Podermos articular palavras e podermos rir, eis um dom de Deus que nos distingue de todos os animais da criação. Mas porque fomos criados para ser livres, a nossa responsabilidade em relação às palavras e ao riso é enorme. É que mal usados, ambos podem ser armas e até mortais. Com as palavras, através dos séculos, se fizeram guerras e se promoveu a paz, se ergueram  e destruíram impérios, se endeusaram e assassinaram a reputação de pessoas.  Com o riso se salvaram horas negras e se envenenaram vidas.
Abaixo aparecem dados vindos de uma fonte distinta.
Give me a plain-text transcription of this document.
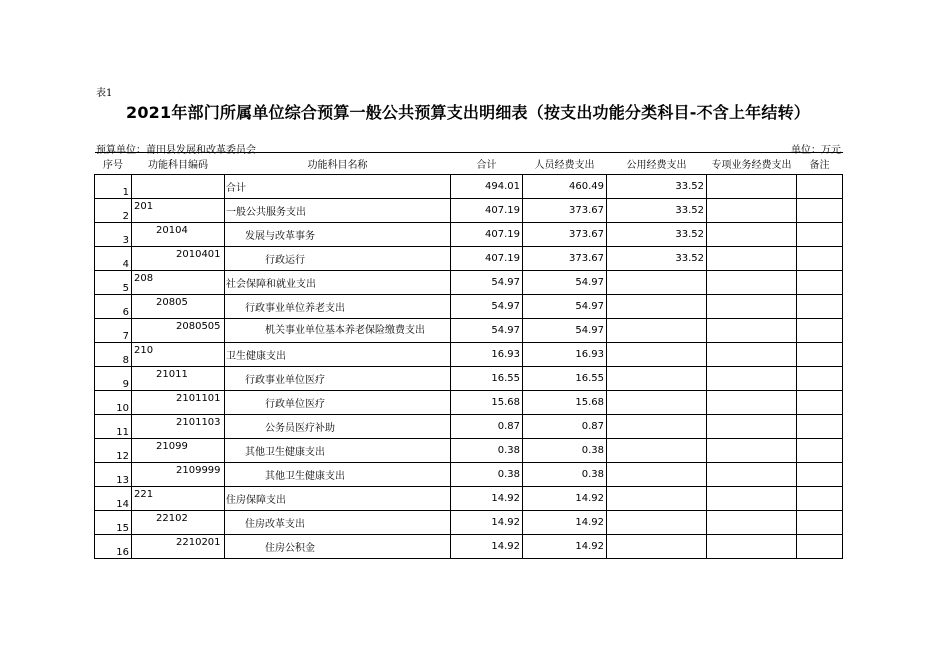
表1
2021年部门所属单位综合预算一般公共预算支出明细表（按支出功能分类科目-不含上年结转）
预算单位：莆田县发展和改革委员会	单位：万元
序号	功能科目编码	功能科目名称	合计	人员经费支出	公用经费支出	专项业务经费支出	备注
1		合计	494.01	460.49	33.52		
2	201	一般公共服务支出	407.19	373.67	33.52		
3	20104	发展与改革事务	407.19	373.67	33.52		
4	2010401	行政运行	407.19	373.67	33.52		
5	208	社会保障和就业支出	54.97	54.97			
6	20805	行政事业单位养老支出	54.97	54.97			
7	2080505	机关事业单位基本养老保险缴费支出	54.97	54.97			
8	210	卫生健康支出	16.93	16.93			
9	21011	行政事业单位医疗	16.55	16.55			
10	2101101	行政单位医疗	15.68	15.68			
11	2101103	公务员医疗补助	0.87	0.87			
12	21099	其他卫生健康支出	0.38	0.38			
13	2109999	其他卫生健康支出	0.38	0.38			
14	221	住房保障支出	14.92	14.92			
15	22102	住房改革支出	14.92	14.92			
16	2210201	住房公积金	14.92	14.92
Todo o cuidado com as palavras é pouco, porque as palavras têm esquinas.
Devia ter tido mais cuidado com as palavras o Presidente da República, no seu discurso do 10 de Junho. Afirmar categoricamente – com o mesmo ar impositivo com que em tempos declarou nunca se enganar nem ter dúvidas – que o nosso país está numa situação “insustentável”, talvez seja um argumento correntio na demagogia partidária quando há eleições à vista, mas é um mau serviço prestado a Portugal. É um convite aos credores internacionais, aos malfadados agentes da finança internacional, à cruel imprensa internacional, para que se teçam ainda mais obstáculos, intrigas  e desconfianças contra a nossa pátria.  Provavelmente Cavaco Silva não utilizou a palavra com má fé, mas fê-lo seguramente por ignorar o peso negativo dessa palavra.  Oscar Wilde dizia que “os economistas sabem o preço de tudo e não sabem o valor de nada”.  É bem capaz de ter razão.

Este incidente infeliz vem juntar-se a outros que, somados, fazem deste primeiro mandato de Cavaco Silva um período lastimável e sem valia para a nação. Desde a gritante cobertura  a Dias Loureiro, que em qualquer país civilizado teria sido afastado imediatamente do Conselho de Estado, até à nauseante intriga das escutas, passando pelo funesto entendimento com Manuela Ferreira Leite, e ainda pela humilhação feita a Portugal na sua visita de estado à República Checa, Cavaco Silva tem vindo a demonstrar não estar preparado para o cargo que ocupa.  A cereja em cima do gelatinoso bolo presidencial foi a sua solicitude subserviente perante o Papa Bento XVI logo seguida de não ter vetado a lei do casamento de pessoas do mesmo sexo, como lhe competia enquanto católico, mas que pelos vistos pouco convinha ao seu militantismo partidário e aos seus interesses eleitorais.  Pessoalmente, eu sou a favor da união de facto, oficialmente registada e com todos os direitos inerentes, com todo o respeito inerente, para pessoas do mesmo sexo que queiram juntar as suas vidas. Penso que foi uma má ideia a utilização de uma instituição milenar e que não respeitar essa regra trará grandes problemas em Portugal. No entanto, eu vivo num país que legislou o casamento de pessoas do mesmo sexo há 10 anos ou mais,  contra o parecer da Igreja Católica, de algumas confissões cristãs e dos muçulmanos, e tudo isto se passou, e passa,  sem barulho, sem insultos, sem exibições de mau gosto. Sabemos que uma minoria do país utiliza essa facilidade legal, mas não há sobressaltos, cada um dá à sua vida o rumo que entende e responde por isso.  É outra educação. É outra cultura. Mas a verdade é que os políticos que tomaram essa decisão não se andaram a exibir publicamente ao lado da  hierarquia da Igreja, isto é, não enganaram ninguém.  Cavaco Silva, mal comparado, foi como aqueles cavalos altivos e emproados que, nas competições, cavalga bem mas, quando chegam ao obstáculo, borregam.
            É a República. C´est la vie.